Sutton, John F., Jr., The Review of Litigation

John F. Sutton, Jr.*

The profession is indebted to The Texas Center for Legal Ethics and Professionalism and to the Julius Glickman Research Chair in Business and Professional Ethics for providing this opportunity, with The Review of Litigation, to explore the problems of conflicts of interest. These problems are among our most inescapable and disconcerting areas of professional responsibility.

The focus of The Review of Litigation naturally is on conflicting interests in litigation, which have high visibility from many disqualification decisions. Transactional lawyers, however, also face similar conflicting interest issues, covered by the same disciplinary rules.

This introduction is an overview of three basic systems for controlling conflicting interests: disciplinary sanctions, procedural sanctions, and personal ethics. The premise of this introduction is that these systems are not functioning satisfactorily, largely due to the failure to establish separate standards for disciplinary, procedural, and ethical purposes. The early confusion was in separating ethics and law. Now the main confusion is between the appropriate uses of procedural disqualification standards and disciplinary standards.

Emphasis is on the conflicts between former and current clients because in that setting are the most troublesome disqualification standards.

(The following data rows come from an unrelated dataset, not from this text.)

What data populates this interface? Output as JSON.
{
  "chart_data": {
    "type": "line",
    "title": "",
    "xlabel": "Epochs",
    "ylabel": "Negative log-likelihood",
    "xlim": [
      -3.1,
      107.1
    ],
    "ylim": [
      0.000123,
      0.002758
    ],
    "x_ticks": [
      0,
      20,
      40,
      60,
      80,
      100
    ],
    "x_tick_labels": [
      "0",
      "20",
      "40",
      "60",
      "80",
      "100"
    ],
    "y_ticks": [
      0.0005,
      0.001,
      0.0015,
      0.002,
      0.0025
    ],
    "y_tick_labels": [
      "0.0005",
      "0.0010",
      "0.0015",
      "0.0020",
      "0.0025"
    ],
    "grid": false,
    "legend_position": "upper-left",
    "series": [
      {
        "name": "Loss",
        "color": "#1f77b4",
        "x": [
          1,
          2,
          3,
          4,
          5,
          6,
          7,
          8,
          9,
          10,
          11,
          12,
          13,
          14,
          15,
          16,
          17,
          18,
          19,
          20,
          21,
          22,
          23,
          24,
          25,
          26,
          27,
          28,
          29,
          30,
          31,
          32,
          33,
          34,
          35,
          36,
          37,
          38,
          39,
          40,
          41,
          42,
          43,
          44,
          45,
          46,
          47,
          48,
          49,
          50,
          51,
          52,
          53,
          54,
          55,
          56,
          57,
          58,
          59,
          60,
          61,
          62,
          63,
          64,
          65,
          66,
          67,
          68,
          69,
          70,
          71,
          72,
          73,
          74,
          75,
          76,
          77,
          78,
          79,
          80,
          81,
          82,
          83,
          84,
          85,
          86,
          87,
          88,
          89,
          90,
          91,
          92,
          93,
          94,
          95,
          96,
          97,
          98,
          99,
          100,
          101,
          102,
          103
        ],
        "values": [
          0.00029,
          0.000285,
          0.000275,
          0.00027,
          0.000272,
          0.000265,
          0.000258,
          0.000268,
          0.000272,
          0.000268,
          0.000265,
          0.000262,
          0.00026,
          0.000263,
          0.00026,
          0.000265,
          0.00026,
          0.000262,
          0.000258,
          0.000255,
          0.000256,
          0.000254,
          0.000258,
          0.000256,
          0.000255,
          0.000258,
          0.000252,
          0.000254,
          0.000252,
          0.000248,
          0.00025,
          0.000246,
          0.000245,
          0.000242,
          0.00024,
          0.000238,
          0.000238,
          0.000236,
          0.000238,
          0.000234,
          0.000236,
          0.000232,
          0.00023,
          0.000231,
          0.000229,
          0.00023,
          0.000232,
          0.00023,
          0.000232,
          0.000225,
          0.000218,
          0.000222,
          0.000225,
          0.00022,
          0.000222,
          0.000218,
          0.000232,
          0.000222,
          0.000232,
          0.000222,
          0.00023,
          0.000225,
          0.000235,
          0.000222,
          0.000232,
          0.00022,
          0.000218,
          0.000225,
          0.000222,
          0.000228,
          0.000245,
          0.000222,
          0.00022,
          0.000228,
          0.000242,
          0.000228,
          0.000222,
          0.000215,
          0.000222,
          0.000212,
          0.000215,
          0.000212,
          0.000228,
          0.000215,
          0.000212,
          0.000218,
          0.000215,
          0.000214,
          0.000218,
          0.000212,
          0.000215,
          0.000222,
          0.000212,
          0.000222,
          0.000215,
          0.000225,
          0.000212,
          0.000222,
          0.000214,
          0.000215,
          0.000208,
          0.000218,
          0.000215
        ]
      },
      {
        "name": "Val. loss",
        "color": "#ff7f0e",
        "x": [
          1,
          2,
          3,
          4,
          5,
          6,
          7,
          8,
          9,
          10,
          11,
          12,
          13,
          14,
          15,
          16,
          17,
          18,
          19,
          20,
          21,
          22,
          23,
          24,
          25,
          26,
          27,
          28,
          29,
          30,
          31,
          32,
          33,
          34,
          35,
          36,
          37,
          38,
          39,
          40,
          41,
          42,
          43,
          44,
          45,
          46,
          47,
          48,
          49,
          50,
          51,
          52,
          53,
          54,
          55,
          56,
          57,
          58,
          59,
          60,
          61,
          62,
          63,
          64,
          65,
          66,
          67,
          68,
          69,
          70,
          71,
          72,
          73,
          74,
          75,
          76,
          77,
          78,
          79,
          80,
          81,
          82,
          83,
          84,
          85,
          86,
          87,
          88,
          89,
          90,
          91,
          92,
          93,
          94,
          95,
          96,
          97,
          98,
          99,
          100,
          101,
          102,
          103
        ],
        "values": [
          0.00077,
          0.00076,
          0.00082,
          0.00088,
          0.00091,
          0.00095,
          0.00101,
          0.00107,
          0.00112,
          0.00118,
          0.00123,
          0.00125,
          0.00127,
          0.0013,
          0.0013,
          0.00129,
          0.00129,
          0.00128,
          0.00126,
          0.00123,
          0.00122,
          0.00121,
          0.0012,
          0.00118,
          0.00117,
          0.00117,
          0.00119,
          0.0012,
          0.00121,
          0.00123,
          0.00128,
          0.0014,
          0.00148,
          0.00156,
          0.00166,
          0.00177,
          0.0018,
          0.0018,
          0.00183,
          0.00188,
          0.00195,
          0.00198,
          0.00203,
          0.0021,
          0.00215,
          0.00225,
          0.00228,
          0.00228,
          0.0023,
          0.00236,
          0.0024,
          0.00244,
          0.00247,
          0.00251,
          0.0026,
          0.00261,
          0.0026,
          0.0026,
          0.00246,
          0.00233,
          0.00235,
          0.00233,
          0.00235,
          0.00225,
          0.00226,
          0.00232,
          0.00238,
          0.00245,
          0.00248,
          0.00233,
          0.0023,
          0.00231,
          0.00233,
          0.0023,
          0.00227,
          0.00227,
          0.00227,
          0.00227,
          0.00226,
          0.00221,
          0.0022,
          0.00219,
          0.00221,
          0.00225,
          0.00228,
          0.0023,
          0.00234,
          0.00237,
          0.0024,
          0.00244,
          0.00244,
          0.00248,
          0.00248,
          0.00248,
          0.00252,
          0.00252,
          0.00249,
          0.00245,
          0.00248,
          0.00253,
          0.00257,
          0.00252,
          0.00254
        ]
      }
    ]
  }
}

There are, of course, other equally important issues of conflicting interests, particularly among present clients1 and between lawyer and client.2 These conflicting interest issues arise in office practice as well as in litigation.

I. Standards Governing Conflicting Interests: Ethics or Law?3

Is the lawyer confronted with a conflicting interest problem to be guided by "ethics"-by the lawyer's own sense of right and wrong and of loyalty to present and former clients and to the judicial system? By the locally enforceable law of professional discipline? By a court's procedural disqualification standards? By liability standards of tort, fiduciary, and contract law? In other words, by enforceable law or by personal ethics?

A careful lawyer will be guided by all of those controls, legal and ethical. A sense of morality or ethics helps avoid questionable entanglements. When enforceable legal standards leave room for the exercise of personal discretion, personal ethics should guide the lawyer.

II. Conflicting Interests Standards: Disciplinary and Procedural

A pressing but inadequately probed issue is the extent to which legal standards for conflicting interests should vary according to the remedy being sought. A single standard cannot be effective and fair as a hortatory guide to personal ethics, a quasi-penal law punishing lawyers by disbarment or other penalty, a procedural disqualification rule, and a tort or fiduciary standard for the recovery of damages by an injured person.

Each remedy serves particular policy interests. A procedural remedy should safeguard prompt, fair trials. A motion to disqualify invokes a primary concern whether disqualification will be just and fair to each party. Fairness of the trial, not fault of the lawyer, is the key.

The comprehensive disciplinary systems4 of the states are designed to determine whether a lawyer has violated disciplinary law and, if so, the proper punishment. Disqualification motions are not a part of that disciplinary process. The appropriate action for a court, upon learning during a disqualification hearing of a violation of disciplinary standards, is to notify the disciplinary authority, which should then determine fault and punishment. Appropriate action does not include use of disqualification as punishment.5 Rather, disqualification serves to guard against prejudicial or unfair trials. Most courts have eschewed giving extradisciplinary effect to disciplinary law6-except, unfortunately, when making procedural decisions in disqualification hearings.

Most courts, having failed to adopt specific disqualification rules, have filled the gap by using disciplinary standards as makeshift procedural rules.